Saudi Arabia has executed its 70th prisoner this year, almost half the number from 2015, after a court convicted Alaa al-Zahrani of murder for throwing a rock to the head of Abdullah al-Sumairi.
“The death penalty is always cruel and unnecessary, but the Saudi justice system lacks evens the basics of a fair trial system and it’s truly frightening that its courts are sentencing so many people to death,” Amnesty International UK’s Head of Policy and Government Affairs Allan Hogarth told The Independent, adding:
With death sentences imposed after deeply unfair – and sometimes secret – proceedings, with defendants often denied a lawyer, and with courts regularly convicting people on the basis of “confessions” extracted under torture, Saudi Arabia is making a mockery of justice and dozens of people are paying with their lives.
It’s time that “strategic allies” like the UK started speaking out about this shocking state of affairs. For too long Downing Street has bent over backwards to avoid “offending” the Saudi royals. Saudi Arabia’s human rights record is utterly appalling and the UK government should say so.
The seventy people include 47 killed on January 2, after Saudi courts convicted them on terrorism charges, among these prominent Shiite cleric Nimr al-Nimr. Shiites in Iran threw firebombs at the Saudi consulate and tore down its flag. Iranian dictator Ali Khamenei even tweeted a tribute to al-Nimr while Iranian Foreign Ministry spokesman Hossein Jaber Ansari said Saudi Arabia will pay a “high price” for the execution.
Saudi Arabia fired back, pointing out Iran’s human rights violations.
“The Iranian regime is the last regime in the world that could accuse others of supporting terrorism, considering that (Iran) is a state that sponsors terror, and is condemned by the United Nations and many countries,” said a Saudi foreign ministry spokesman in a statement. ”Iran’s regime has no shame as it rants on human rights matters, even after it executed hundreds of Iranians last year without a clear legal basis.”
Lebanon-based terrorist group Hezbollah blamed the execution on the United States.
“We hold the US and its allies… responsible for covering up the kingdom’s crimes against it[s] people and those of the region,” they stated.

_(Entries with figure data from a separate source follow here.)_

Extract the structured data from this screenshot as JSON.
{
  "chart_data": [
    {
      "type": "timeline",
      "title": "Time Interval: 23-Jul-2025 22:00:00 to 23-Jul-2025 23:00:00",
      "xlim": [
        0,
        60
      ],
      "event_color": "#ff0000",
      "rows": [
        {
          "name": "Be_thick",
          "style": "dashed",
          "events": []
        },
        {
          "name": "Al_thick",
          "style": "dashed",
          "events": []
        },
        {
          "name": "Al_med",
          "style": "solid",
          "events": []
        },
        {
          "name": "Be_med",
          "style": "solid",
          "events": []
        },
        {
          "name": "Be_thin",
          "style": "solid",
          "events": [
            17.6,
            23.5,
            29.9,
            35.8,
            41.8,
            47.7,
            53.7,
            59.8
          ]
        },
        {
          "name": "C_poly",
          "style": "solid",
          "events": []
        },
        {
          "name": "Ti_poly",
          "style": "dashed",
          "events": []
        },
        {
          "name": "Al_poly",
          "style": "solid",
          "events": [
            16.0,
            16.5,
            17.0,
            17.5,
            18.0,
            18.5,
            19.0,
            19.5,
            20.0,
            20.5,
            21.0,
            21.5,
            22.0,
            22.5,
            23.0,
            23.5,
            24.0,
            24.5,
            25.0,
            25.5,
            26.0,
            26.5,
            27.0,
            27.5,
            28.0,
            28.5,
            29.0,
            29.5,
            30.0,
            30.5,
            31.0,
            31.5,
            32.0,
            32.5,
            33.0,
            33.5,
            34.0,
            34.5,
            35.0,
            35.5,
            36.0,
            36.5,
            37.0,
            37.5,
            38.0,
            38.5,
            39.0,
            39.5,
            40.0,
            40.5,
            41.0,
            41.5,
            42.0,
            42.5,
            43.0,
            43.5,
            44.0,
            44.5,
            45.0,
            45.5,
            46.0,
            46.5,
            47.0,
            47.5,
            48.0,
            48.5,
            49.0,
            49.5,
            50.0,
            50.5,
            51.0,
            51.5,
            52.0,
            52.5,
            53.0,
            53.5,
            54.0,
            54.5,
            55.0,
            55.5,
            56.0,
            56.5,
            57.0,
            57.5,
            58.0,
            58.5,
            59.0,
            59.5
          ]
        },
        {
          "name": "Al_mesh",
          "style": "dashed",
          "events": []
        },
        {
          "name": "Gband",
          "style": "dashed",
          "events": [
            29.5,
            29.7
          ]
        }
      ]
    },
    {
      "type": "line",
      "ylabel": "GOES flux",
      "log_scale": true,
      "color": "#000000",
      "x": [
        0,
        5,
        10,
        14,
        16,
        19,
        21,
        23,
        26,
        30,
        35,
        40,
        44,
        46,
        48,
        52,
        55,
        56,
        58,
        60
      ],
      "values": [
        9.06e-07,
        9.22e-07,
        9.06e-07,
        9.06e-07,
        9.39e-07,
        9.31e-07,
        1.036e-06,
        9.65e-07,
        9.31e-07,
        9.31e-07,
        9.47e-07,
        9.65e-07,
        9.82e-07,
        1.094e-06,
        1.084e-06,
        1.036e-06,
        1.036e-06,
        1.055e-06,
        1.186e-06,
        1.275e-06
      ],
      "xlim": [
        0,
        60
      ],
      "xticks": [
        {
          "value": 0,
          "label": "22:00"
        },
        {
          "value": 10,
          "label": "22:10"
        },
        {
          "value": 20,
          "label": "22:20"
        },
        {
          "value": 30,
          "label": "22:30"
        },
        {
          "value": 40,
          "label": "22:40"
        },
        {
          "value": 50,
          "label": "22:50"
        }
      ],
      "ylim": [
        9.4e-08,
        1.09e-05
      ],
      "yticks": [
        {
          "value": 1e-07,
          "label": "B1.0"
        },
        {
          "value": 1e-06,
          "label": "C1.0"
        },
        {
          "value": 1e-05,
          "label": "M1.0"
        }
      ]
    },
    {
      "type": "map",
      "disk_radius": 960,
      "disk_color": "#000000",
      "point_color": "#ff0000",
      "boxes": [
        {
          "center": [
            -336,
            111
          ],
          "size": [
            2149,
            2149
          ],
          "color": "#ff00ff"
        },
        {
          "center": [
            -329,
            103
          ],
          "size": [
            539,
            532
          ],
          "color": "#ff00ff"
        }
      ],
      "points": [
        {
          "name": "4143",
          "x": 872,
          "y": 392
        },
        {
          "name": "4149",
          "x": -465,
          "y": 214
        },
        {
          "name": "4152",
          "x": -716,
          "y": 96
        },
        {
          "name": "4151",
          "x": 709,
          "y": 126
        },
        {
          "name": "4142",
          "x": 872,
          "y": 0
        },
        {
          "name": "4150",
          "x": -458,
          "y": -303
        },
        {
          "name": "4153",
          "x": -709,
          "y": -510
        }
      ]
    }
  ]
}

French President Francois Hollande received backlash on March 6 when he awarded the Legion d’Honneur, France’s highest honor, to Saudi crown prince Mohammed bin Nayef. Saudi outlets claimed he received the honor because of his “efforts in the fight against terrorism and extremism.” A Hollande aide said he received it as a “foreign individual, a common protocol practice.”